Naqueles idos dos anos 50, São Paulo já dava indícios da metrópole em que se transformaria.
Não conhecia motoboys, nem motoqueiros.
As lambretas ainda não haviam virado a coqueluche – o que aconteceria anos depois.
Eram raras as motocicletas que circulavam pelas ruas calçadas de paralelepípedos da cidade.
Chamava-se de motociclista quem possuía uma delas.
Pois não é que havia um motociclista que morava na Vila da Alegria.
Ele alugava um quarto na casa de um casal de idoso.
A moto dormia na calçada em frente à janela que dava para a rua e o quarto do rapaz.

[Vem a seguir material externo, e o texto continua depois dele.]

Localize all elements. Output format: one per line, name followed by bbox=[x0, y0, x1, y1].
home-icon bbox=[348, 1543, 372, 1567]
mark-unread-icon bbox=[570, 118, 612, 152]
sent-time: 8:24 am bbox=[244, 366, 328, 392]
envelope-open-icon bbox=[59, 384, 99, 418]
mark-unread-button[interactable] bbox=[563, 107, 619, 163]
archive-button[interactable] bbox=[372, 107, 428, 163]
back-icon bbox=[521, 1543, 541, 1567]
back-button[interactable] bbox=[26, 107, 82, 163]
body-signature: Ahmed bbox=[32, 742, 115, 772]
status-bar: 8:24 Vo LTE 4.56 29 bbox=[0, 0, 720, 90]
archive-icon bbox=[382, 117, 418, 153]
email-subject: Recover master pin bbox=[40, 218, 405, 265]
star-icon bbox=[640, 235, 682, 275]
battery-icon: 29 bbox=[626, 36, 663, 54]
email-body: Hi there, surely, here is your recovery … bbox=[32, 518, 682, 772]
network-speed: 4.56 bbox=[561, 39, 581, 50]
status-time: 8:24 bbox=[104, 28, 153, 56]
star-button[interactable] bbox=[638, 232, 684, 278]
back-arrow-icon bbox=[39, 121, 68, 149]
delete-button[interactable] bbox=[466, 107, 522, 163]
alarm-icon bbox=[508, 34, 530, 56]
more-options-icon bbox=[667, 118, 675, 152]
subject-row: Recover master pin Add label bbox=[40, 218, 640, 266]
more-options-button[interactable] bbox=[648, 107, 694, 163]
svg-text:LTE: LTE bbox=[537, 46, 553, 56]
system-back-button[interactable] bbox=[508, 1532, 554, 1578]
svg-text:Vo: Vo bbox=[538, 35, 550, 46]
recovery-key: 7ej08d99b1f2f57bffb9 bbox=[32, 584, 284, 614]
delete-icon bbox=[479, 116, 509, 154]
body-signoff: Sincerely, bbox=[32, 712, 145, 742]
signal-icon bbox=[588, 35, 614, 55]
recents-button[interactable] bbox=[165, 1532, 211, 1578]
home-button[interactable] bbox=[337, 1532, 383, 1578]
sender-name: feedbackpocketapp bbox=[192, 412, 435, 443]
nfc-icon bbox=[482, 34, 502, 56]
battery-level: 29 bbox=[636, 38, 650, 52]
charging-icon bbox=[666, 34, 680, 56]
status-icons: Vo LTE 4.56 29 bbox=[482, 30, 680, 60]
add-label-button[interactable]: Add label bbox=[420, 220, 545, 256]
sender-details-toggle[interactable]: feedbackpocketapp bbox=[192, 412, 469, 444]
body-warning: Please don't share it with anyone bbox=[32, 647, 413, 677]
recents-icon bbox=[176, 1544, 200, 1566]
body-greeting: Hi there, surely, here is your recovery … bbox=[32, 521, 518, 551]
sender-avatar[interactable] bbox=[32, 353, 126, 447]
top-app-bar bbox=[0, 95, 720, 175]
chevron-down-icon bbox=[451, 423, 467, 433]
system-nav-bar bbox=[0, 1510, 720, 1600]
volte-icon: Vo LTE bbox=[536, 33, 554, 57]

Ele a cobria com uma lona, dessas que os caminhoneiros usam para resguardar a carga.
Para a garotada da Vila, era um verdadeiro ritual vê-lo tirar a proteção da moto e fazê-la pegar, com fortes pedaladas.
O ébano da lataria ressurgia faiscante, e fazia surgir o monstro abissal que logo se punha a rugir.
Carros não entravam na Vila.
Daí que as chegadas e saídas do motociclista eram a principal preocupação dos pais.
Vários deles pediram prudência ao rapaz, pois os filhos e os amigos dos filhos viviam de brincadeiras pela Vila – e não seria justo poupá-los dessa alegria em função dos eventuais riscos pela passagem do veículo.
De olho nos encantos de Pia Rosa, a filha da dona Pimeta e do seo Giusepe, o motociclistas jurou todos os cuidados possíveis e imagináveis.
Era um bom moço, diziam todos.
Não raras vezes o viram subindo e descendo a Vila empurrando a ‘bichinha’.
Só que, mesmo assim, certa noite aconteceu o que todos temiam.
Foi num átimo de segundo.
O moço conversava com Pia Rosa na beira da calçada. Ainda inebriado pelo olhar da amada, acelerou a moto no exato instante em que Tchinim saiu do esconderijo e corria em direção ao pique.
O choque foi inevitável – assim como os gritos de socorro que vieram a seguir.
A Vila inteira saiu à rua para inteirar-se da quase tragédia.
Tudo não passou de um susto.
Quando o garoto voltou a si, estava na farmácia do Sr. Júlio.
Ostentava um pequeno corte no rosto – e um sorriso maroto.
Do atropelamento nada lembrava – para alguns, foi Tchinim que atropelou a moto. Mas, ainda sentia a maciez do colo de Pia Rosa, a primeira a lhe socorrer.